La question soumise au référendum qui s’est déroulé au Kazakhstan le 6 octobre 2024 portait sur la construction d’une centrale nucléaire. Pour comprendre les raisons qui ont poussé le gouvernement du président Tokaïev à organiser cette consultation, il faut prendre en compte plusieurs facteurs qui remontent plus ou moins loin dans le temps.
D’abord, du côté positif, il y a l’existence de considérables gisements d’uranium qui font du Kazakhstan l’un des producteurs majeurs de cette ressource, à partir du début timide de leur exploitation par l’Union soviétique au cours des années 1940[1], essentiellement à des fins militaires. Cette place éminente du pays dans le marché mondial de l’uranium, contribue à justifier la construction d’au moins une centrale nucléaire, permettant de résoudre tant des problèmes persistants d’approvisionnement électrique que d’assurer enfin une indépendance énergétique sur le moyen terme, à l’aide d’une énergie considérée comme « vertueuse » en rapport avec la problématique climatique réchauffiste qui domine le panorama international.
Bureau de vote dans une localité proche d’Astana, (photo : D. Dory).
L’héritage du polygone de Semipalatinsk
Ensuite, on ne saurait négliger un aspect hautement négatif qui a pesé dans les débats autour du référendum et le choix de certains votants. Il s’agit de l’héritage prégnant à la fois dans ses conséquences sanitaires durables et dans une mémoire traumatique du polygone de Semipalatinsk (au centre est du pays) où entre 1949 et 1991 (date de sa fermeture sur décision du président Nazarbaïev) l’Union soviétique a procédé à des essais nucléaires militaires aériens et souterrains. Il est donc justifié que, compte tenu de ces représentations négatives associées au nucléaire et qui expliquent sans doute une bonne part des réponses « Non », le gouvernement kazakh ait décidé de légitimer par la voie d’une consultation populaire un choix stratégique en la matière.
Un dernier élément contextuel à prendre en considération pour comprendre les débats et les enjeux du référendum concerne l’entreprise (ou le consortium) qui sera chargé de construire la future centrale nucléaire près du lac Balkhach au sud-est du pays. Au stade actuel des intentions, des sociétés russes et chinoises semblent favorites, mais d’autres entreprises (dont une française et une autre sud-coréenne) demeurent en lice. Cet aspect renvoie donc à des considérations de dépendance technologique de la plus haute importance, ainsi qu’à des enjeux de géopolitique de l’énergie dont les autorités kazakhes sont parfaitement conscientes.
Question d’enjeux économiques et stratégiques
Ces antécédents rendent compte de l’importance de ce référendum, et contribuent à expliquer ses résultats. En effet, le 7 octobre vers midi des résultats pratiquement définitifs furent annoncés. Le « Oui » l’emportait largement avec plus de 70% des votes, contre environ 26% de « Non ». Ce résultat au terme d’un processus électoral qui s’est déroulé, dans l’ensemble, dans des conditions d’organisation et de transparence satisfaisantes est incontestablement une victoire pour le gouvernement.

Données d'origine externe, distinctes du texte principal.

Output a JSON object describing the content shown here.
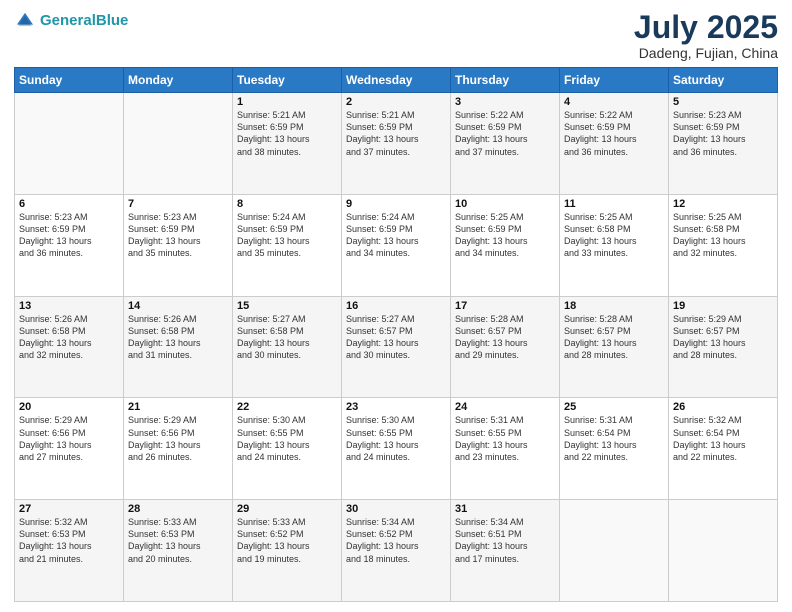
{
  "header": {
    "logo_line1": "General",
    "logo_line2": "Blue",
    "month_year": "July 2025",
    "location": "Dadeng, Fujian, China"
  },
  "days_of_week": [
    "Sunday",
    "Monday",
    "Tuesday",
    "Wednesday",
    "Thursday",
    "Friday",
    "Saturday"
  ],
  "weeks": [
    [
      {
        "day": "",
        "info": ""
      },
      {
        "day": "",
        "info": ""
      },
      {
        "day": "1",
        "info": "Sunrise: 5:21 AM\nSunset: 6:59 PM\nDaylight: 13 hours\nand 38 minutes."
      },
      {
        "day": "2",
        "info": "Sunrise: 5:21 AM\nSunset: 6:59 PM\nDaylight: 13 hours\nand 37 minutes."
      },
      {
        "day": "3",
        "info": "Sunrise: 5:22 AM\nSunset: 6:59 PM\nDaylight: 13 hours\nand 37 minutes."
      },
      {
        "day": "4",
        "info": "Sunrise: 5:22 AM\nSunset: 6:59 PM\nDaylight: 13 hours\nand 36 minutes."
      },
      {
        "day": "5",
        "info": "Sunrise: 5:23 AM\nSunset: 6:59 PM\nDaylight: 13 hours\nand 36 minutes."
      }
    ],
    [
      {
        "day": "6",
        "info": "Sunrise: 5:23 AM\nSunset: 6:59 PM\nDaylight: 13 hours\nand 36 minutes."
      },
      {
        "day": "7",
        "info": "Sunrise: 5:23 AM\nSunset: 6:59 PM\nDaylight: 13 hours\nand 35 minutes."
      },
      {
        "day": "8",
        "info": "Sunrise: 5:24 AM\nSunset: 6:59 PM\nDaylight: 13 hours\nand 35 minutes."
      },
      {
        "day": "9",
        "info": "Sunrise: 5:24 AM\nSunset: 6:59 PM\nDaylight: 13 hours\nand 34 minutes."
      },
      {
        "day": "10",
        "info": "Sunrise: 5:25 AM\nSunset: 6:59 PM\nDaylight: 13 hours\nand 34 minutes."
      },
      {
        "day": "11",
        "info": "Sunrise: 5:25 AM\nSunset: 6:58 PM\nDaylight: 13 hours\nand 33 minutes."
      },
      {
        "day": "12",
        "info": "Sunrise: 5:25 AM\nSunset: 6:58 PM\nDaylight: 13 hours\nand 32 minutes."
      }
    ],
    [
      {
        "day": "13",
        "info": "Sunrise: 5:26 AM\nSunset: 6:58 PM\nDaylight: 13 hours\nand 32 minutes."
      },
      {
        "day": "14",
        "info": "Sunrise: 5:26 AM\nSunset: 6:58 PM\nDaylight: 13 hours\nand 31 minutes."
      },
      {
        "day": "15",
        "info": "Sunrise: 5:27 AM\nSunset: 6:58 PM\nDaylight: 13 hours\nand 30 minutes."
      },
      {
        "day": "16",
        "info": "Sunrise: 5:27 AM\nSunset: 6:57 PM\nDaylight: 13 hours\nand 30 minutes."
      },
      {
        "day": "17",
        "info": "Sunrise: 5:28 AM\nSunset: 6:57 PM\nDaylight: 13 hours\nand 29 minutes."
      },
      {
        "day": "18",
        "info": "Sunrise: 5:28 AM\nSunset: 6:57 PM\nDaylight: 13 hours\nand 28 minutes."
      },
      {
        "day": "19",
        "info": "Sunrise: 5:29 AM\nSunset: 6:57 PM\nDaylight: 13 hours\nand 28 minutes."
      }
    ],
    [
      {
        "day": "20",
        "info": "Sunrise: 5:29 AM\nSunset: 6:56 PM\nDaylight: 13 hours\nand 27 minutes."
      },
      {
        "day": "21",
        "info": "Sunrise: 5:29 AM\nSunset: 6:56 PM\nDaylight: 13 hours\nand 26 minutes."
      },
      {
        "day": "22",
        "info": "Sunrise: 5:30 AM\nSunset: 6:55 PM\nDaylight: 13 hours\nand 24 minutes."
      },
      {
        "day": "23",
        "info": "Sunrise: 5:30 AM\nSunset: 6:55 PM\nDaylight: 13 hours\nand 24 minutes."
      },
      {
        "day": "24",
        "info": "Sunrise: 5:31 AM\nSunset: 6:55 PM\nDaylight: 13 hours\nand 23 minutes."
      },
      {
        "day": "25",
        "info": "Sunrise: 5:31 AM\nSunset: 6:54 PM\nDaylight: 13 hours\nand 22 minutes."
      },
      {
        "day": "26",
        "info": "Sunrise: 5:32 AM\nSunset: 6:54 PM\nDaylight: 13 hours\nand 22 minutes."
      }
    ],
    [
      {
        "day": "27",
        "info": "Sunrise: 5:32 AM\nSunset: 6:53 PM\nDaylight: 13 hours\nand 21 minutes."
      },
      {
        "day": "28",
        "info": "Sunrise: 5:33 AM\nSunset: 6:53 PM\nDaylight: 13 hours\nand 20 minutes."
      },
      {
        "day": "29",
        "info": "Sunrise: 5:33 AM\nSunset: 6:52 PM\nDaylight: 13 hours\nand 19 minutes."
      },
      {
        "day": "30",
        "info": "Sunrise: 5:34 AM\nSunset: 6:52 PM\nDaylight: 13 hours\nand 18 minutes."
      },
      {
        "day": "31",
        "info": "Sunrise: 5:34 AM\nSunset: 6:51 PM\nDaylight: 13 hours\nand 17 minutes."
      },
      {
        "day": "",
        "info": ""
      },
      {
        "day": "",
        "info": ""
      }
    ]
  ]
}
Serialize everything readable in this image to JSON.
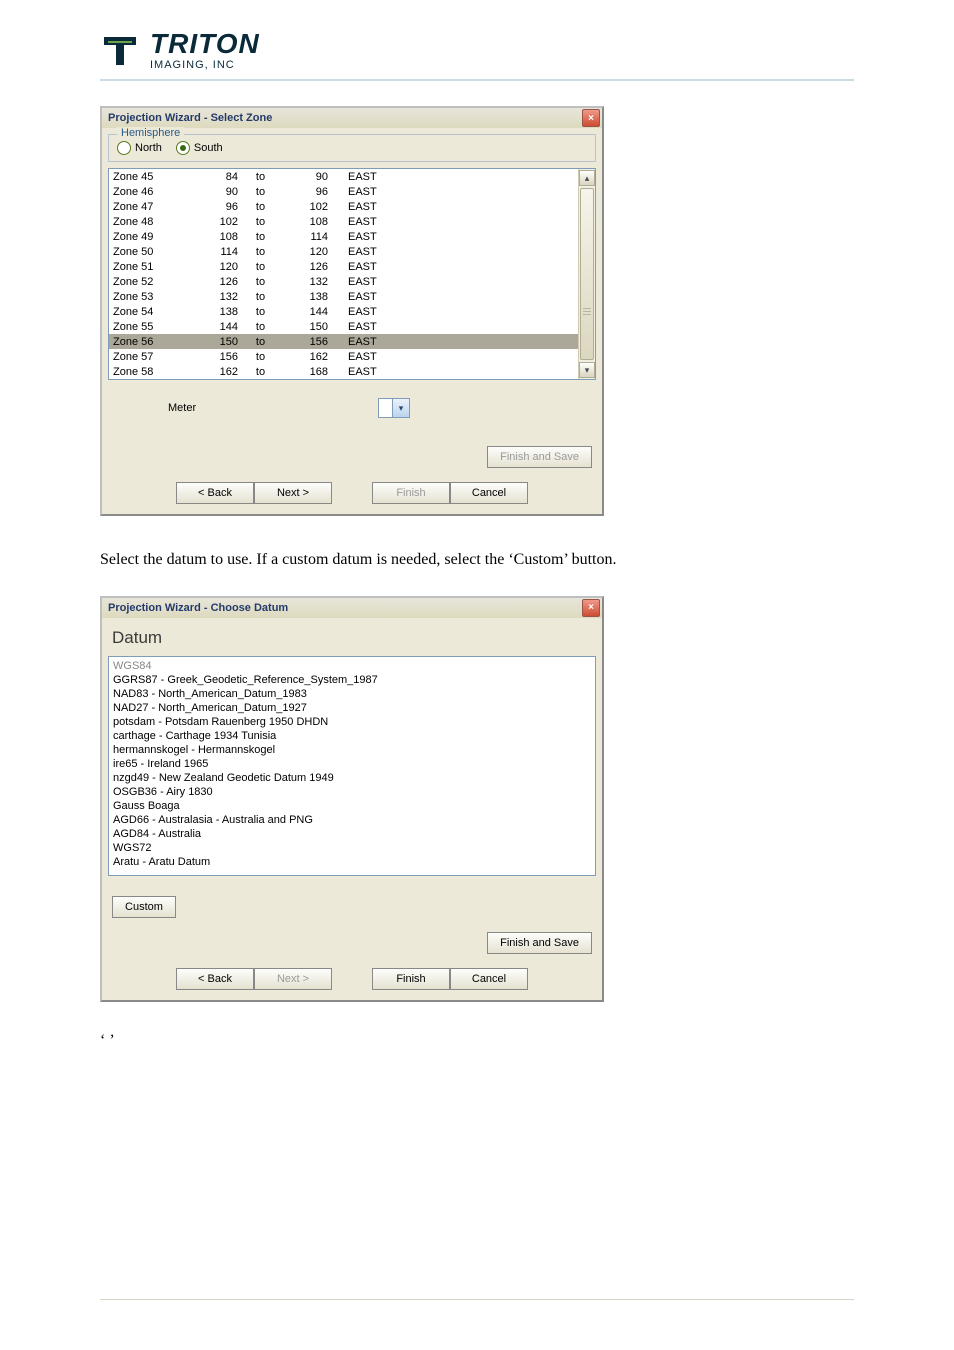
{
  "logo": {
    "name": "TRITON",
    "sub": "IMAGING, INC"
  },
  "dialog1": {
    "title": "Projection Wizard - Select Zone",
    "group_label": "Hemisphere",
    "radio_north": "North",
    "radio_south": "South",
    "zones": [
      {
        "name": "Zone 45",
        "from": "84",
        "to": "to",
        "to2": "90",
        "dir": "EAST",
        "sel": false
      },
      {
        "name": "Zone 46",
        "from": "90",
        "to": "to",
        "to2": "96",
        "dir": "EAST",
        "sel": false
      },
      {
        "name": "Zone 47",
        "from": "96",
        "to": "to",
        "to2": "102",
        "dir": "EAST",
        "sel": false
      },
      {
        "name": "Zone 48",
        "from": "102",
        "to": "to",
        "to2": "108",
        "dir": "EAST",
        "sel": false
      },
      {
        "name": "Zone 49",
        "from": "108",
        "to": "to",
        "to2": "114",
        "dir": "EAST",
        "sel": false
      },
      {
        "name": "Zone 50",
        "from": "114",
        "to": "to",
        "to2": "120",
        "dir": "EAST",
        "sel": false
      },
      {
        "name": "Zone 51",
        "from": "120",
        "to": "to",
        "to2": "126",
        "dir": "EAST",
        "sel": false
      },
      {
        "name": "Zone 52",
        "from": "126",
        "to": "to",
        "to2": "132",
        "dir": "EAST",
        "sel": false
      },
      {
        "name": "Zone 53",
        "from": "132",
        "to": "to",
        "to2": "138",
        "dir": "EAST",
        "sel": false
      },
      {
        "name": "Zone 54",
        "from": "138",
        "to": "to",
        "to2": "144",
        "dir": "EAST",
        "sel": false
      },
      {
        "name": "Zone 55",
        "from": "144",
        "to": "to",
        "to2": "150",
        "dir": "EAST",
        "sel": false
      },
      {
        "name": "Zone 56",
        "from": "150",
        "to": "to",
        "to2": "156",
        "dir": "EAST",
        "sel": true
      },
      {
        "name": "Zone 57",
        "from": "156",
        "to": "to",
        "to2": "162",
        "dir": "EAST",
        "sel": false
      },
      {
        "name": "Zone 58",
        "from": "162",
        "to": "to",
        "to2": "168",
        "dir": "EAST",
        "sel": false
      }
    ],
    "unit": "Meter",
    "btn_finish_save": "Finish and Save",
    "btn_back": "< Back",
    "btn_next": "Next >",
    "btn_finish": "Finish",
    "btn_cancel": "Cancel"
  },
  "para1": "Select the datum to use.  If a custom datum is needed, select the ‘Custom’ button.",
  "dialog2": {
    "title": "Projection Wizard - Choose Datum",
    "heading": "Datum",
    "items": [
      {
        "t": "WGS84",
        "sel": true
      },
      {
        "t": "GGRS87 - Greek_Geodetic_Reference_System_1987",
        "sel": false
      },
      {
        "t": "NAD83 - North_American_Datum_1983",
        "sel": false
      },
      {
        "t": "NAD27 - North_American_Datum_1927",
        "sel": false
      },
      {
        "t": "potsdam - Potsdam Rauenberg 1950 DHDN",
        "sel": false
      },
      {
        "t": "carthage - Carthage 1934 Tunisia",
        "sel": false
      },
      {
        "t": "hermannskogel - Hermannskogel",
        "sel": false
      },
      {
        "t": "ire65 - Ireland 1965",
        "sel": false
      },
      {
        "t": "nzgd49 - New Zealand Geodetic Datum 1949",
        "sel": false
      },
      {
        "t": "OSGB36 - Airy 1830",
        "sel": false
      },
      {
        "t": "Gauss Boaga",
        "sel": false
      },
      {
        "t": "AGD66 - Australasia - Australia and PNG",
        "sel": false
      },
      {
        "t": "AGD84 - Australia",
        "sel": false
      },
      {
        "t": "WGS72",
        "sel": false
      },
      {
        "t": "Aratu - Aratu Datum",
        "sel": false
      }
    ],
    "btn_custom": "Custom",
    "btn_finish_save": "Finish and Save",
    "btn_back": "< Back",
    "btn_next": "Next >",
    "btn_finish": "Finish",
    "btn_cancel": "Cancel"
  },
  "quotes": "‘            ’"
}
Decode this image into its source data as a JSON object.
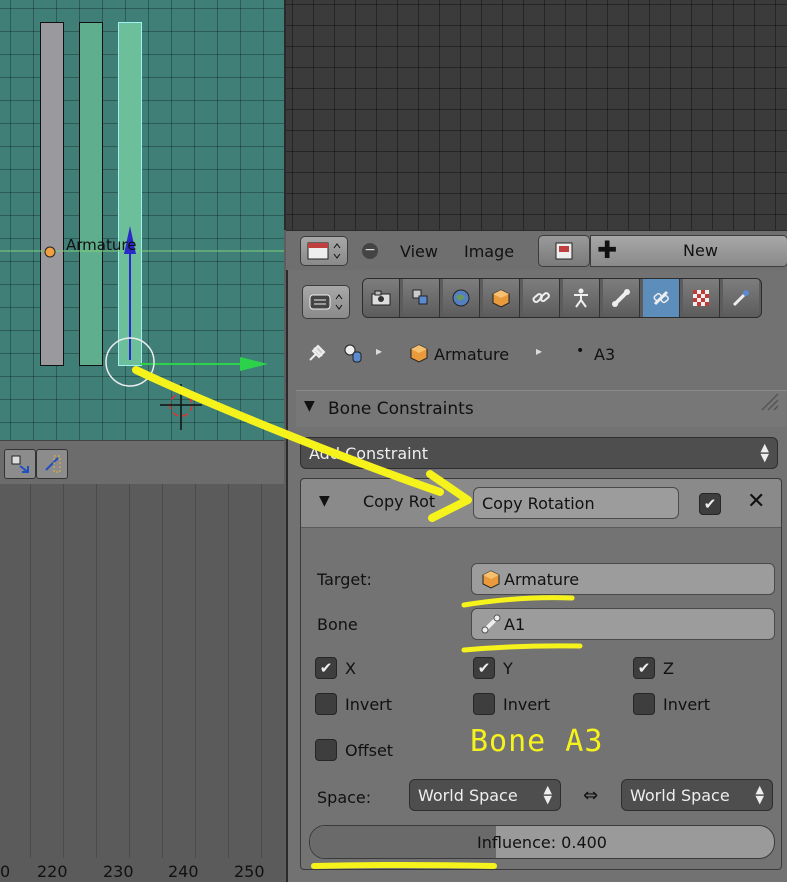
{
  "viewport": {
    "object_label": "Armature"
  },
  "viewport_header": {
    "icons": [
      "snap-icon",
      "proportional-edit-icon"
    ]
  },
  "timeline": {
    "ticks": [
      "0",
      "220",
      "230",
      "240",
      "250"
    ]
  },
  "image_editor": {
    "header": {
      "menu_view": "View",
      "menu_image": "Image",
      "new_label": "New"
    }
  },
  "properties": {
    "tabs": [
      "render-icon",
      "render-layers-icon",
      "world-icon",
      "object-icon",
      "constraints-icon",
      "object-data-icon",
      "bone-icon",
      "bone-constraint-icon",
      "texture-icon",
      "particles-icon"
    ],
    "breadcrumb": {
      "object": "Armature",
      "bone": "A3"
    },
    "panel_title": "Bone Constraints",
    "add_constraint_label": "Add Constraint",
    "constraint": {
      "type_label": "Copy Rot",
      "name_value": "Copy Rotation",
      "enabled": true,
      "target_label": "Target:",
      "target_value": "Armature",
      "bone_label": "Bone",
      "bone_value": "A1",
      "axes": [
        {
          "label": "X",
          "checked": true
        },
        {
          "label": "Y",
          "checked": true
        },
        {
          "label": "Z",
          "checked": true
        }
      ],
      "invert_label": "Invert",
      "offset_label": "Offset",
      "space_label": "Space:",
      "owner_space": "World Space",
      "target_space": "World Space",
      "influence_text": "Influence: 0.400",
      "influence": 0.4
    }
  },
  "annotation": {
    "text": "Bone A3",
    "color": "#f6f21c"
  },
  "colors": {
    "selected_tab": "#5c8dbb",
    "viewport_bg": "#3f7f78",
    "annotation": "#f6f21c"
  }
}
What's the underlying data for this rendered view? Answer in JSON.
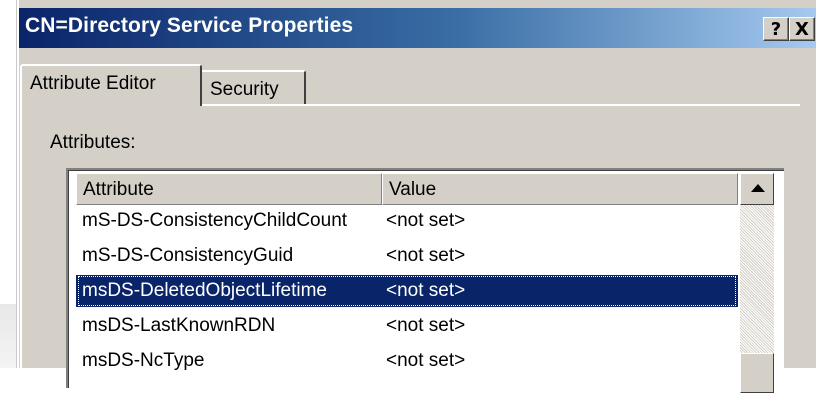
{
  "window": {
    "title": "CN=Directory Service Properties",
    "help_label": "?",
    "close_label": "X"
  },
  "tabs": [
    {
      "label": "Attribute Editor",
      "selected": true
    },
    {
      "label": "Security",
      "selected": false
    }
  ],
  "attributes": {
    "label": "Attributes:",
    "columns": [
      "Attribute",
      "Value"
    ],
    "rows": [
      {
        "attribute": "mS-DS-ConsistencyChildCount",
        "value": "<not set>",
        "selected": false
      },
      {
        "attribute": "mS-DS-ConsistencyGuid",
        "value": "<not set>",
        "selected": false
      },
      {
        "attribute": "msDS-DeletedObjectLifetime",
        "value": "<not set>",
        "selected": true
      },
      {
        "attribute": "msDS-LastKnownRDN",
        "value": "<not set>",
        "selected": false
      },
      {
        "attribute": "msDS-NcType",
        "value": "<not set>",
        "selected": false
      }
    ]
  },
  "colors": {
    "selection": "#0a246a",
    "dialog_face": "#d4d0c8",
    "title_gradient_start": "#0a246a",
    "title_gradient_end": "#a6caf0"
  },
  "icons": {
    "scroll_up": "scroll-up-arrow-icon"
  }
}
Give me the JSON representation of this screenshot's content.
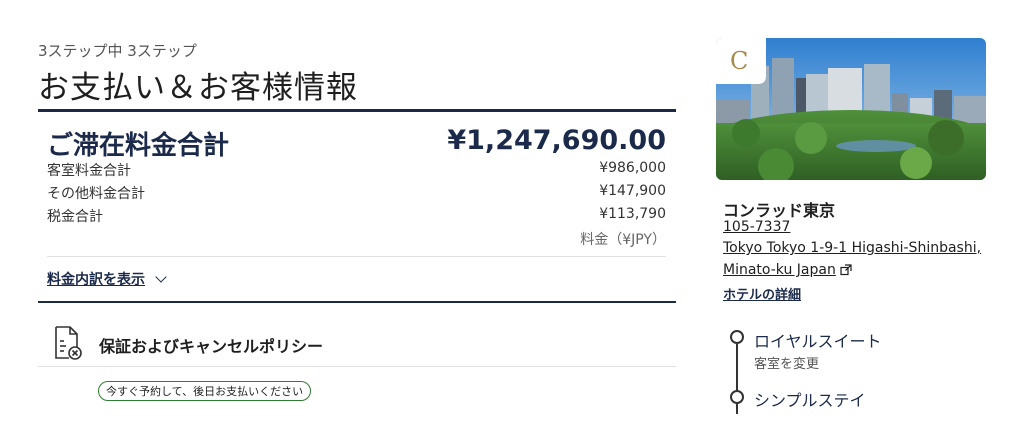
{
  "header": {
    "step": "3ステップ中 3ステップ",
    "title": "お支払い＆お客様情報"
  },
  "summary": {
    "total_label": "ご滞在料金合計",
    "total_value": "¥1,247,690.00",
    "rows": [
      {
        "label": "客室料金合計",
        "value": "¥986,000"
      },
      {
        "label": "その他料金合計",
        "value": "¥147,900"
      },
      {
        "label": "税金合計",
        "value": "¥113,790"
      }
    ],
    "currency_note": "料金（¥JPY）",
    "breakdown_link": "料金内訳を表示"
  },
  "policy": {
    "title": "保証およびキャンセルポリシー",
    "badge": "今すぐ予約して、後日お支払いください",
    "cutoff_text": "　　　　　　　　　　　　　　　　　　　"
  },
  "hotel": {
    "logo_letter": "C",
    "name": "コンラッド東京",
    "code": "105-7337",
    "address_line1": "Tokyo Tokyo 1-9-1 Higashi-Shinbashi,",
    "address_line2": "Minato-ku Japan",
    "detail_link": "ホテルの詳細"
  },
  "rooms": [
    {
      "name": "ロイヤルスイート",
      "change": "客室を変更"
    },
    {
      "name": "シンプルステイ"
    }
  ],
  "colors": {
    "navy": "#1b2a4a",
    "badge_green": "#2e7d32",
    "logo_gold": "#a88a4a"
  },
  "icons": [
    "document-cancel-icon",
    "external-link-icon",
    "chevron-down-icon"
  ]
}
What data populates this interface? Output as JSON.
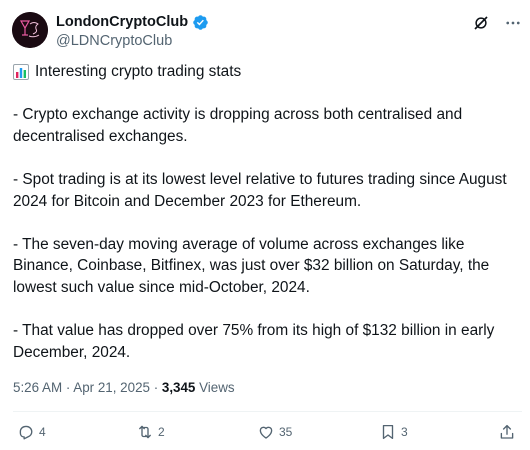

Mais, au-delà de la question nucléaire, il s’agira aussi pour les autorités kazakhes de procéder à une analyse approfondie des données que fournissent les résultats de ce référendum. En particulier les grandes disparités spatiales des taux de participation ne peuvent manquer d’attirer l’attention. Ainsi, alors que pour un taux national de participation de presque 64%, dans la grande majorité des régions administratives, le taux de participation est compris entre 60 et 70%. Ce chiffre tombe cependant à autour de 50% dans la capitale Astana, et n’atteint qu’un peu plus de 25% à Almaty, l’ancienne capitale du pays.
Tableau presque définitif concernant les taux de participation national et régionaux
Bien entendu, il est impossible d’interpréter ces disparités avec les données dont nous disposons. Elles permettent cependant d’engager une réflexion sur certains défis qui se profilent pour le Kazakhstan, et dont les autorités ont une claire conscience. Car la permanence de ce que l’on peut qualifier de « miracle Kazakh », à savoir la construction d’un pays solide et prospère, réunissant plus de 100 ethnies, enclavé et entouré de puissants voisins, dépend d’ajustements permanents, dont le référendum sur le nucléaire est le plus récent exemple. Et l’étude des succès internes et externes (notamment grâce à un excellent dispositif diplomatique) de ce pays mérite de faire l’objet d’un nombre croissant de recherches scientifiques, poursuivant de la sorte les avancées réalisées notamment dans Conflits au cours des dernières années.
[1] Voir : Antoine Mestrallet, « L’uranium, la réserve kazakhe », Conflits, NS N° 16, 2022, 45-47. L’ensemble de ce numéro constitue par ailleurs une excellente introduction à l’étude de Kazakhstan.